Ein Lkw kam von der Fahrbahn ab, nachdem der Fahrer einem Wildschwein ausgewichen war. Der entstandene Sachschaden wird auf 10.000 Euro geschätzt.

Foto: unsplash

A4 Höhe Gotha (ost)

Spät am Freitagabend kam ein Lastwagen aufgrund eines Ausweichmanövers nach rechts von der Straße ab.

Der Grund dafür war ein Wildschwein, das die A4 zwischen den Anschlussstellen Gotha und Gotha-Boxberg in Richtung Frankfurt a. M. mutig überquerte. Um eine Kollision mit dem Tier zu vermeiden, drehte der 65-jährige Fahrer das Lenkrad seines Lastwagens und kam daraufhin von der Straße ab. Dabei beschädigte er mehrere Verkehrseinrichtungen und riss zusätzlich die Ölwanne des Fahrzeugs auf. Dies führte zu einem erheblichen Ölverlust, wodurch sich das Öl auf dem Standstreifen und im Erdreich der angrenzenden Böschung verteilte.

Die Spurenlage vor Ort bestätigte die Aussage des Fahrers.

Sowohl der 65-Jährige als auch das Wildschwein blieben unverletzt.

Sein Lastwagen war jedoch nicht mehr betriebsbereit und musste abgeschleppt werden.

Die Feuerwehr beseitigte die Ölspur auf dem Standstreifen. Zudem war ein Vertreter des zuständigen Umweltamtes vor Ort, um die Bodenverschmutzung zu überprüfen.

Heute sollen Baggerarbeiten im Bereich der Unfallstelle durchgeführt werden. Der verschmutzte Boden soll ausgehoben werden.

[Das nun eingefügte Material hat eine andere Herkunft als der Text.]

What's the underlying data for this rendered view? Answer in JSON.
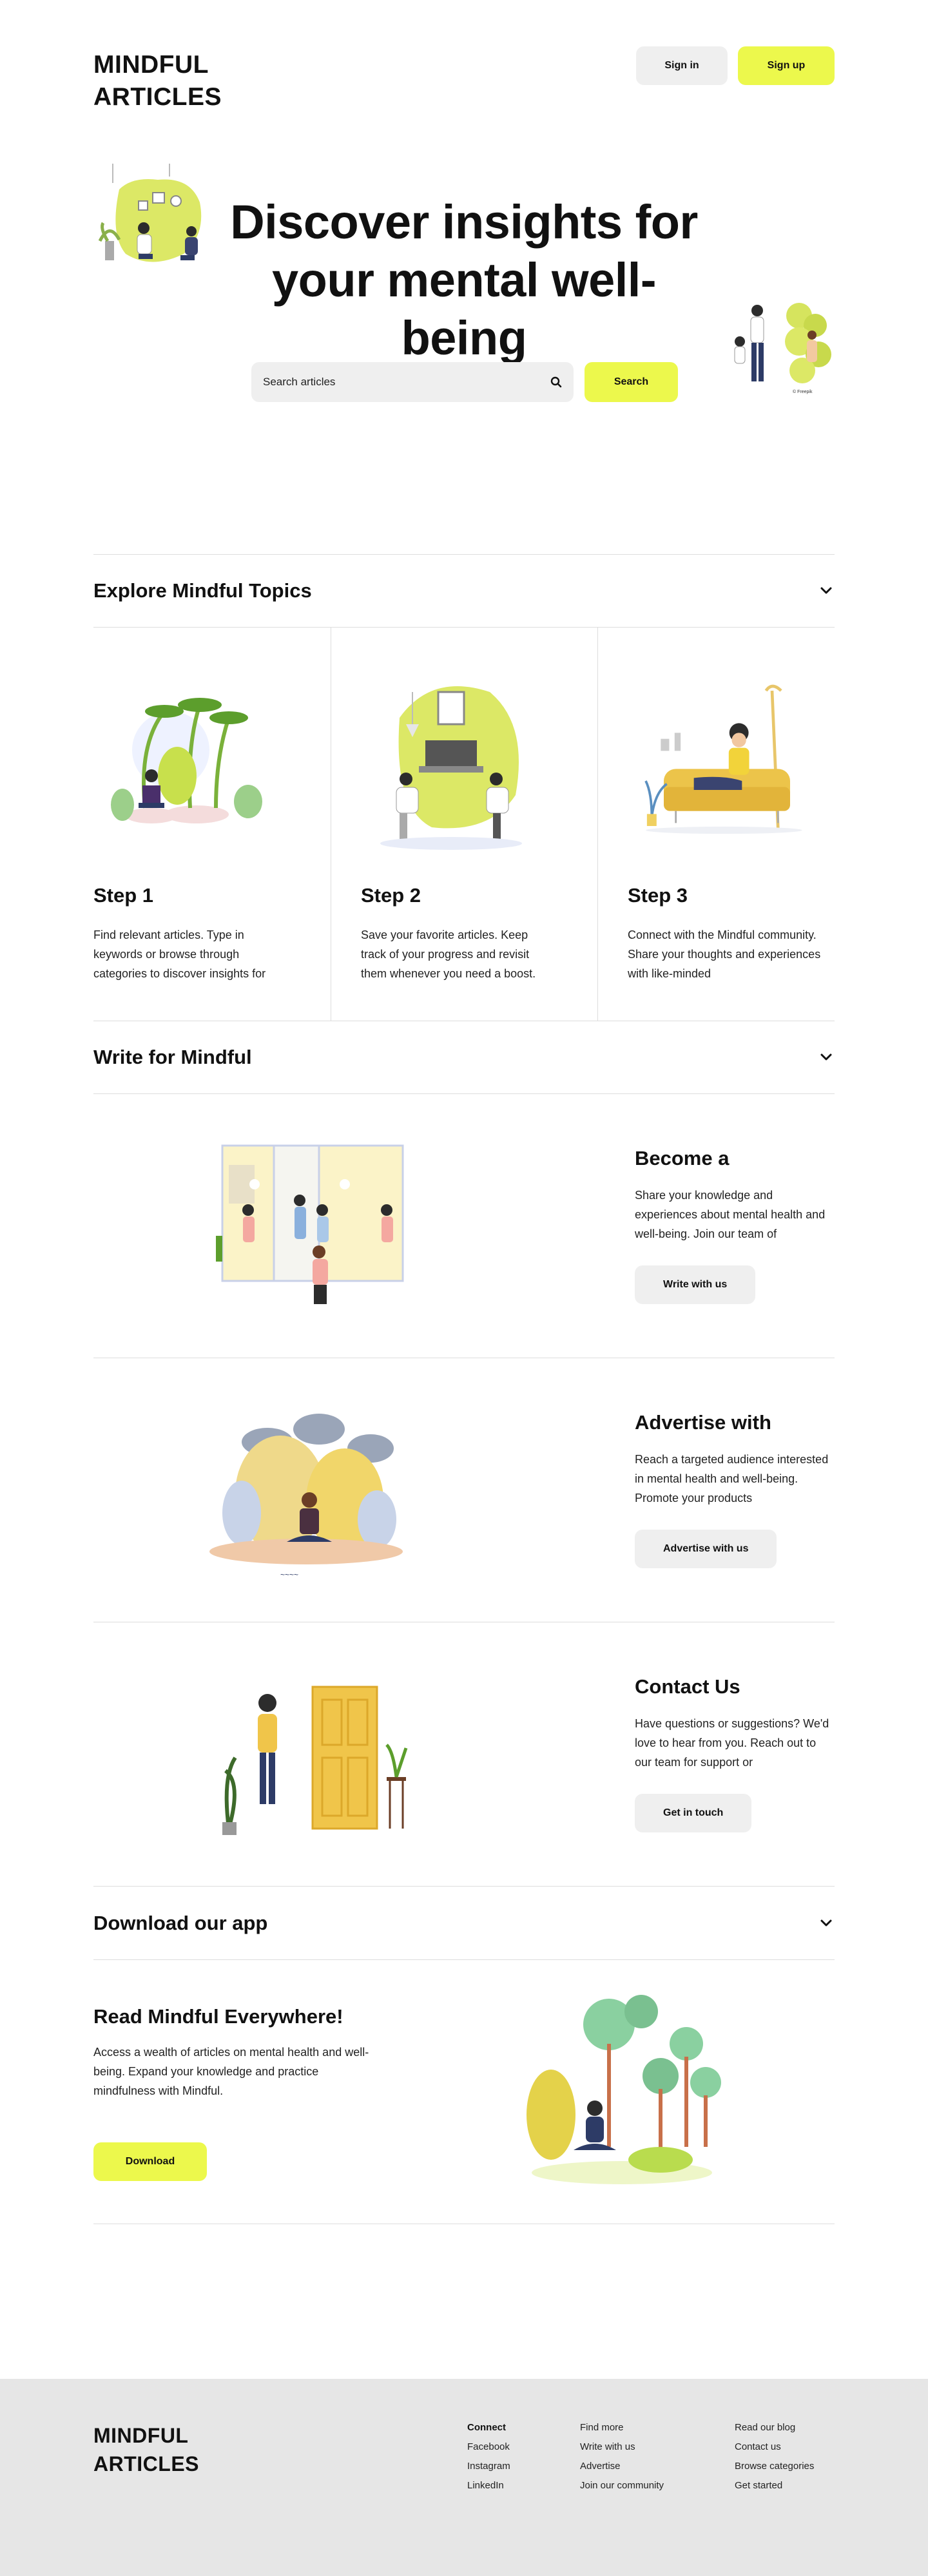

Der entstandene Gesamtsachschaden wird derzeit auf 10.000 Euro geschätzt.

Quelle: Presseportal

Statistiken zu Verkehrsunfällen in Thüringen für 2023

Die Verkehrsunfallstatistik für Thüringen im Jahr 2023 zeigt insgesamt 50477 Unfälle. Davon hatten 5589 Unfälle Personenschäden, was einem Anteil von 11.07% entspricht. Schwerwiegende Unfälle mit nur Sachschaden machten 2102 Fälle aus, was 4.16% entspricht. Unfälle unter dem Einfluss berauschender Mittel wurden in 361 Fällen registriert, was 0.72% entspricht. Die restlichen Sachschadensunfälle beliefen sich auf 42425 Fälle, was 84.05% ausmacht. In der Ortslage ereigneten sich 4335 Unfälle innerorts (8.59%), 2203 außerorts (4.36%) und 681 auf Autobahnen (1.35%). Insgesamt gab es 97 Getötete, 1476 Schwerverletzte und 5646 Leichtverletzte.

2023
Verkehrsunfälle insgesamt 50.477
Unfälle mit Personenschaden 5.589
Schwerwiegende Unfälle mit nur Sachschaden 2.102
Unfälle unter dem Einfluss berauschender Mittel 361
Übrige Sachschadensunfälle 42.425
Ortslage – innerorts 4.335
Ortslage – außerorts (ohne Autobahnen) 2.203
Ortslage – auf Autobahnen 681
Getötete 97
Schwerverletzte 1.476
Leichtverletzte 5.646

Quelle: Statistisches Bundesamt (Destatis)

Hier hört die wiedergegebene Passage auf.